Paranaiba lembrou que muita gente chegou a vitimizar o apresentador Fausto Silva, dono de um dos maiores salários da TV brasileira, que acaba de ter seu contrato encerrado pela Rede Globo.
“Faustão saiu com uma mão na frente outra atrás, coitado. Isso é culpa do capitalismo”, ironizou o mediador. “Vai ter que entrar na fila do auxílio emergencial”, completou Magno.
A discussão sobre a desigualdade, um dos pontos que mais diferenciam liberais de progressistas, tomou grande parte do debate.
Para Narloch, a desigualdade de renda está ficando cada vez menos relevante, graças à revolução tecnológica. “Hoje o [bilionário investidor] Warren Buffet e uma empregada doméstica podem ver a mesma Netflix. Os celulares deles não são iguais, mas fazem muitas das mesmas funções, e se comunicam”, afirmou.
Segundo o escritor, o fato de haver gente muito rica tem um lado que beneficia toda a sociedade. “Se existem muitas fortunas acumuladas, essas pessoas podem desperdiçar o dinheiro delas com inovação. Isso é um benefício da desigualdade”, disse.
Mas os liberais, disse Maultasch, têm tido muita dificuldade de definir os contornos dessa discussão. “Essa batalha não está sendo vencida pelo anticapitalismo? Onde você vai, o discurso igualitarista está vencendo, em tudo quanto é lugar”, lamentou.
Até na discussão eleitoral, disse ele, é difícil remar contra uma maré que não se restringe às candidaturas de esquerda. “A Terceira Via tem que pagar o pedágio do discurso de que precisamos superar as desigualdades”, afirmou.
Outro ponto sensível para a direita é o debate sobre a chamada meritocracia, também discutido na live. Para começo de conversa, disseram os participantes, esse é um termo com os quais os liberais têm certa dificuldade, até pela carga pesada que adquiriu.
“Meritocracia é conversa fiada quando você tem pessoas partindo de condições diferentes?”, provocou Paranaiba, usando um argumento de esquerda.
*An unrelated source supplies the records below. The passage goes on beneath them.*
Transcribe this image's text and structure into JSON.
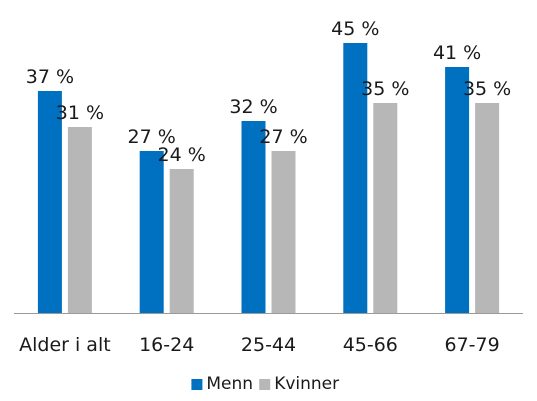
{
  "chart_data": {
    "type": "bar",
    "categories": [
      "Alder i alt",
      "16-24",
      "25-44",
      "45-66",
      "67-79"
    ],
    "series": [
      {
        "name": "Menn",
        "values": [
          37,
          27,
          32,
          45,
          41
        ],
        "color": "#0070C0"
      },
      {
        "name": "Kvinner",
        "values": [
          31,
          24,
          27,
          35,
          35
        ],
        "color": "#B7B7B7"
      }
    ],
    "value_suffix": " %",
    "ylim": [
      0,
      50
    ],
    "grid": false,
    "legend": "bottom-center"
  }
}
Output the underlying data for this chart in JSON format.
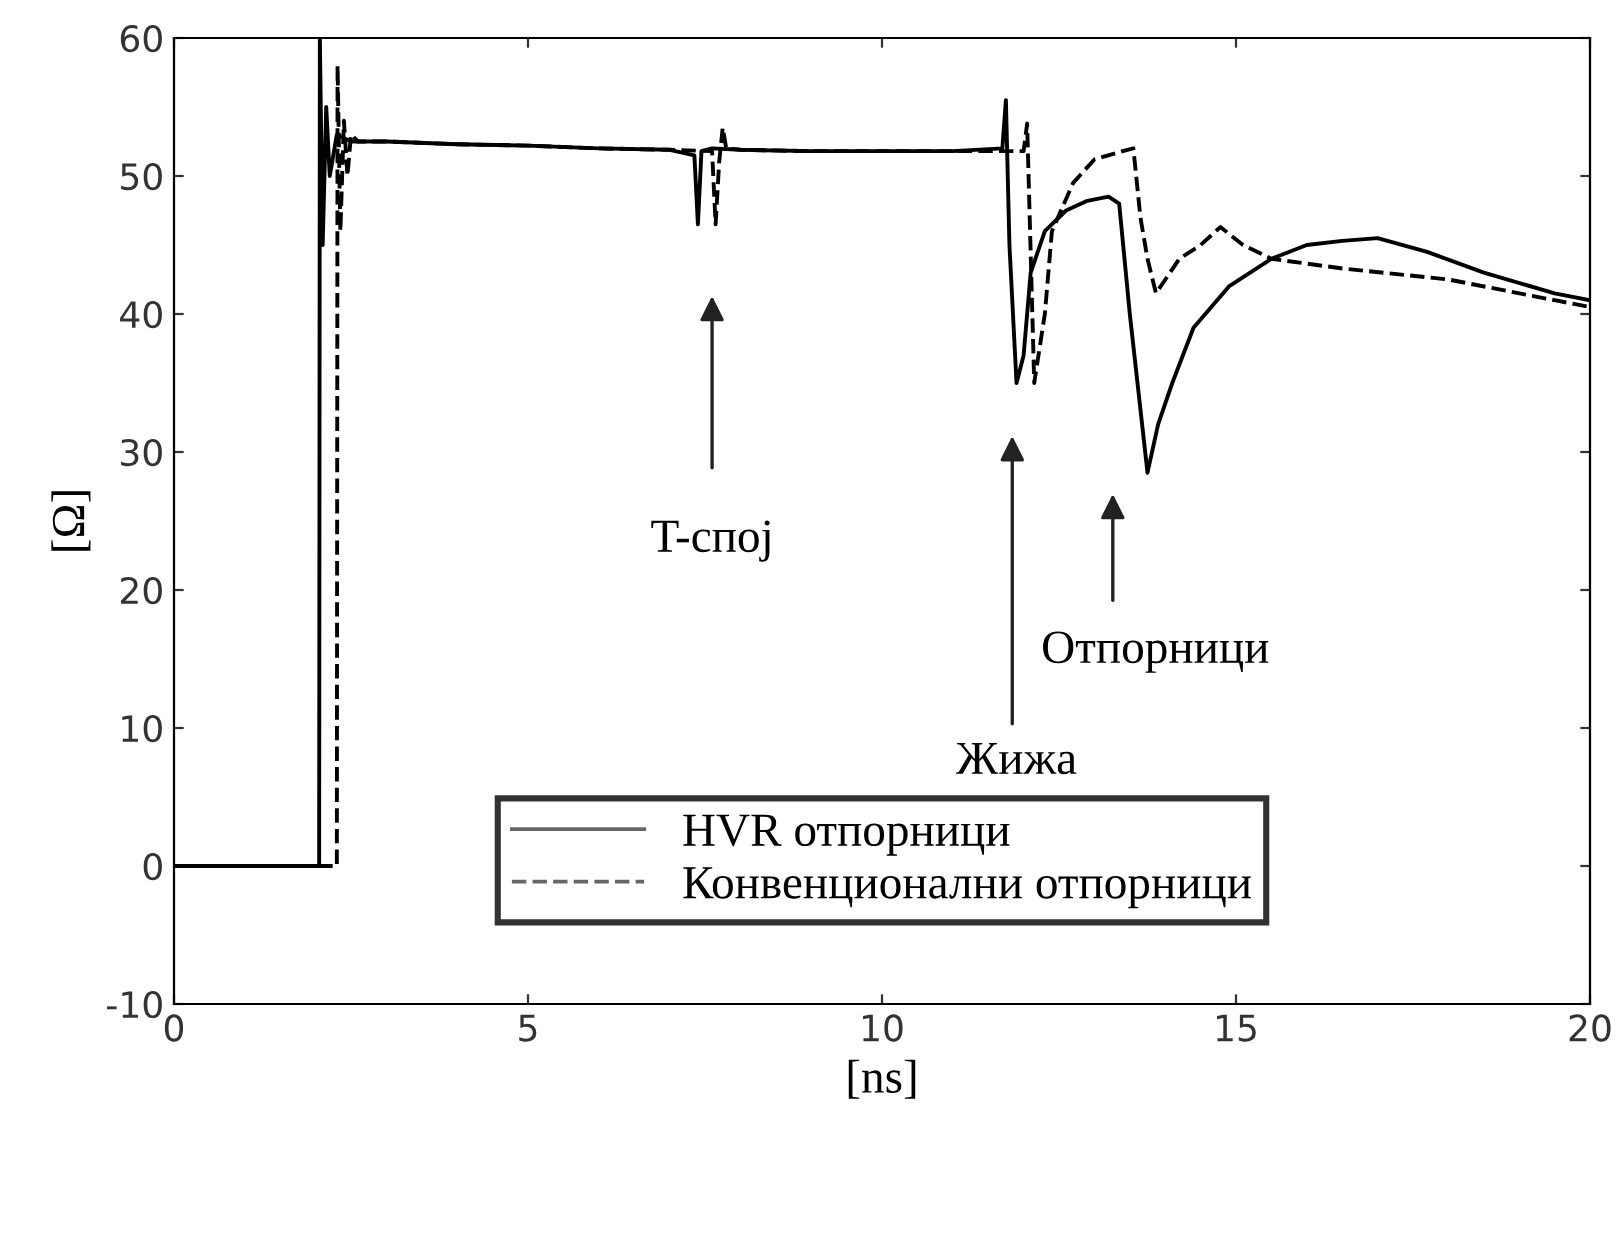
{
  "chart_data": {
    "type": "line",
    "xlabel": "[ns]",
    "ylabel": "[Ω]",
    "xlim": [
      0,
      20
    ],
    "ylim": [
      -10,
      60
    ],
    "xticks": [
      0,
      5,
      10,
      15,
      20
    ],
    "yticks": [
      -10,
      0,
      10,
      20,
      30,
      40,
      50,
      60
    ],
    "grid": false,
    "legend": "bottom",
    "marker": "none",
    "series": [
      {
        "name": "HVR отпорници",
        "color": "#000000",
        "line_style": "solid",
        "x": [
          0,
          2.05,
          2.06,
          2.1,
          2.15,
          2.2,
          2.3,
          2.5,
          3,
          4,
          5,
          6,
          7,
          7.35,
          7.4,
          7.45,
          7.6,
          8,
          9,
          10,
          11,
          11.7,
          11.75,
          11.8,
          11.9,
          12.0,
          12.1,
          12.3,
          12.6,
          12.9,
          13.2,
          13.35,
          13.5,
          13.75,
          13.9,
          14.1,
          14.4,
          14.9,
          15.5,
          16.0,
          16.5,
          17.0,
          17.7,
          18.5,
          19.5,
          20
        ],
        "values": [
          0,
          0,
          60,
          45,
          55,
          50,
          53,
          52.5,
          52.5,
          52.3,
          52.2,
          52,
          51.9,
          51.5,
          46.5,
          51.8,
          52,
          51.9,
          51.8,
          51.8,
          51.8,
          52,
          55.5,
          45,
          35,
          37,
          43,
          46,
          47.5,
          48.2,
          48.5,
          48,
          40,
          28.5,
          32,
          35,
          39,
          42,
          44,
          45,
          45.3,
          45.5,
          44.5,
          43,
          41.5,
          41
        ]
      },
      {
        "name": "Конвенционални отпорници",
        "color": "#000000",
        "line_style": "dashed",
        "x": [
          0,
          2.3,
          2.31,
          2.35,
          2.4,
          2.45,
          2.5,
          2.6,
          3,
          4,
          5,
          6,
          7,
          7.6,
          7.65,
          7.7,
          7.75,
          7.8,
          8,
          9,
          10,
          11,
          12.0,
          12.05,
          12.15,
          12.3,
          12.4,
          12.7,
          13.0,
          13.4,
          13.55,
          13.65,
          13.75,
          13.87,
          14.2,
          14.5,
          14.78,
          15.1,
          15.5,
          16.5,
          18,
          19.5,
          20
        ],
        "values": [
          0,
          0,
          58,
          46,
          54,
          50,
          53,
          52.5,
          52.5,
          52.3,
          52.2,
          52,
          51.9,
          51.8,
          46.5,
          51,
          53.5,
          52,
          51.9,
          51.8,
          51.8,
          51.8,
          51.8,
          53.8,
          35,
          40,
          46,
          49.5,
          51.2,
          51.8,
          52,
          47,
          44,
          41.5,
          44,
          45,
          46.3,
          45,
          44,
          43.3,
          42.5,
          41,
          40.5
        ]
      }
    ],
    "annotations": [
      "T-спој",
      "Жижа",
      "Отпорници"
    ]
  }
}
Para Magno, “meritocracia é uma armadilha que armaram para os liberais, e os liberais estão pulando igual pato”. “Meritocracia debatida de forma vulgar me lembra o neoliberalismo, que é um conjunto de ideias que ninguém jamais defendeu, jamais assumiu, mas de repente virou um tema do debate”, afirmou.
Concretamente, disse o diretor do Livres, meritocracia tem a ver com premiar o bom desempenho. “A gente precisa de um critério para avaliar pessoas. Você prefere que seja pelo mérito ou pelo sobrenome da família?”, questionou.
Ou, como disse Narloch, alfinetando o youtuber Felipe Neto, que recentemente escreveu sobre os males do capitalismo: “É como o Felipe Neto ir ao restaurante e não dar a gorjeta para o garçom que o atendeu bem, mas ao que o atendeu mal”.